Wednesday, January 05, 2005

THE SQUID AND THE WHALE

Director: Noah Baumbach (Kicking and Screaming, Mr. Jealousy, The Life Aquatic (Writing credit))
Starring: Jeff Daniels, Laura Linney, Owen Kline, Jesse Eisenberg

I was a marginal fan of both Kicking and Screaming and Mr. Jealousy, but I tend to think these films suffer from a degree of tunnel vision by the writer. The scripts seemed to be nearly autobiographical works that didn't quite know anything apart from the little worlds they inhabited. It's not that these scripts didn't know their audience, it's that they didn't appear to know there was an audience.

Both stories swirled around groups of smart buffoons. That seems nice enough, but in the end I found little that was appealing to anyone who wasn’t well acquainted with and a proponent of smart buffoonery. What's more, neither story could make up its mind what it really thought of its characters. This film knows better. This film is better.

Once again this story is precisely about a bright idiot, and this time it’s the most idiotic of the bunch. The plot involves two children confronting the dueling personalities of their divorcing parents. The father, played superbly by Jeff Daniels, is a foolish, egocentric, emotionally stunted writer convinced of his own importance. The character is massively incomplete as a functioning adult, and though deep down he may know this, he very well may not. He marks himself as an intellectual, but really his views on life have nothing to do with great thoughts, but rather rise directly from his own childish needs. He is one of the most flawed fools I’ve seen on screen in many years, but he's also entirely believable. The mother is less fleshed out, but she is at the least much preferable to the father.

The story follows the children as they come to realize that their father, who they thought was so bright, may not have been so right in the end. One child reaches this epiphany by dissecting a single memory of his more caring mother at the natural history museum, in an exhibit about a squid and a whale - hence the title.

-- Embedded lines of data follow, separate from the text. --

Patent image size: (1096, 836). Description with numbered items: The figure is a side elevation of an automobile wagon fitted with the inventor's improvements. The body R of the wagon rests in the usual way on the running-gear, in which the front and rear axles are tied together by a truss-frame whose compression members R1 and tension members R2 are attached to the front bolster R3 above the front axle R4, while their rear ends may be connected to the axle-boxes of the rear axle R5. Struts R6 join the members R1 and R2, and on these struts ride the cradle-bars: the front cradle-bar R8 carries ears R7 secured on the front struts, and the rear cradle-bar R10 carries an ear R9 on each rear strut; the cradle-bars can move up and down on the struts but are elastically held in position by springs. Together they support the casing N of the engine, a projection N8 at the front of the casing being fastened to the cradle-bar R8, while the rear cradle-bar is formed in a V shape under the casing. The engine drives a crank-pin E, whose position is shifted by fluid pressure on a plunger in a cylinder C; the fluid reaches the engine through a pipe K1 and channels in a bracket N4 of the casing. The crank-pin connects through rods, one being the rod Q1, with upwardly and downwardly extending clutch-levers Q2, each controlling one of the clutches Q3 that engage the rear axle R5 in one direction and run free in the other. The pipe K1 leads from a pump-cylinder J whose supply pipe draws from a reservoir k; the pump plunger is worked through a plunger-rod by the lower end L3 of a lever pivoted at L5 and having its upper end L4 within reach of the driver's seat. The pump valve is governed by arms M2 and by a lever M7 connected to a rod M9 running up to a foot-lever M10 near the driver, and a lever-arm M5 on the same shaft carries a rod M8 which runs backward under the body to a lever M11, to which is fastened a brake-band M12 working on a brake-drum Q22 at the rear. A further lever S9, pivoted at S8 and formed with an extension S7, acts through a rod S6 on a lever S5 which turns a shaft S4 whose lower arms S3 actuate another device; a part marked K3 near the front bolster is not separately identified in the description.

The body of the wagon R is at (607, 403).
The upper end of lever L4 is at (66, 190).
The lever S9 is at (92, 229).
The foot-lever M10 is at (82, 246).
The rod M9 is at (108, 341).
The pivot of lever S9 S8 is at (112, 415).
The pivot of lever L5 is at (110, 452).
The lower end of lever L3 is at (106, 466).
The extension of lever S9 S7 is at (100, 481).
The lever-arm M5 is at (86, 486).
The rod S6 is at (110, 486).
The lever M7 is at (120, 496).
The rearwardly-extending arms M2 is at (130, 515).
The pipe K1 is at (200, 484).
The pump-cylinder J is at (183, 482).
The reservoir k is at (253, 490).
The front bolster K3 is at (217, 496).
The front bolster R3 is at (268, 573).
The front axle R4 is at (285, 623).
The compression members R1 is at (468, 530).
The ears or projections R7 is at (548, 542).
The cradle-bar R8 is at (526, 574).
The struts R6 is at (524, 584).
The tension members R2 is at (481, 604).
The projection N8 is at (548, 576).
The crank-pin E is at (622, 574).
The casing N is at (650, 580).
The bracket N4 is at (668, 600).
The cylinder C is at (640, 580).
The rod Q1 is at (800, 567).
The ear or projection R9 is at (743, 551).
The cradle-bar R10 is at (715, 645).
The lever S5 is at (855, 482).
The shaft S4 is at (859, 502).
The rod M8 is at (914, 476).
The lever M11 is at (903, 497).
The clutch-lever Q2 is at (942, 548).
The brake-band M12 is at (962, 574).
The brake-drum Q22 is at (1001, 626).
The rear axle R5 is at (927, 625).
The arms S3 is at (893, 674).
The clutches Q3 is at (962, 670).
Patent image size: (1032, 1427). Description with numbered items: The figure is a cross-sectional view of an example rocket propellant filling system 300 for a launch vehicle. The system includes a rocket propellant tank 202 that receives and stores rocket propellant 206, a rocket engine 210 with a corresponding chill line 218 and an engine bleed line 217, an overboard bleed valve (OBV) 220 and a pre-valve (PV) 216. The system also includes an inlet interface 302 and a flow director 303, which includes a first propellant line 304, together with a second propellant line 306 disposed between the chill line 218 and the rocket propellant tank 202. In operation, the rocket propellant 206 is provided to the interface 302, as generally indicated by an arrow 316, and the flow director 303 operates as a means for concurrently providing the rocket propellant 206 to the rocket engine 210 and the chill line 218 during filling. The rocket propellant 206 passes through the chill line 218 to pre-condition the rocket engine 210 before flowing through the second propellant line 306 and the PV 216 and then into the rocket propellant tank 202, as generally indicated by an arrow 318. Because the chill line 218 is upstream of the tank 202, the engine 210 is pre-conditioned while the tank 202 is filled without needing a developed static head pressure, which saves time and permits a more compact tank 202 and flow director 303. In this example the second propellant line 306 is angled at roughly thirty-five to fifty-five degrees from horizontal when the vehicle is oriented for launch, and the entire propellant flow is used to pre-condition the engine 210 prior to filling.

The film worked on a psychological level, on an emotional level, and surprising to me, on an entertainment level. I found the film very, very funny. I’m reminded of A Confederacy of Dunces in this regard. Both stories had a great deal of fun mocking their pompous main characters.

This was a delightful little film that owes very much to Jeff Daniels. His character creation was very much noteworthy. I hope some award nominations very much come his way.

Standouts: Jeff Daniels performance as the selfish, and foolish father.
Blowouts: Some gruesome psychological problems with the children. I don’t know if they really needed to show the kid masturbating on everything to show he was messed up. Minor complaint, I guess.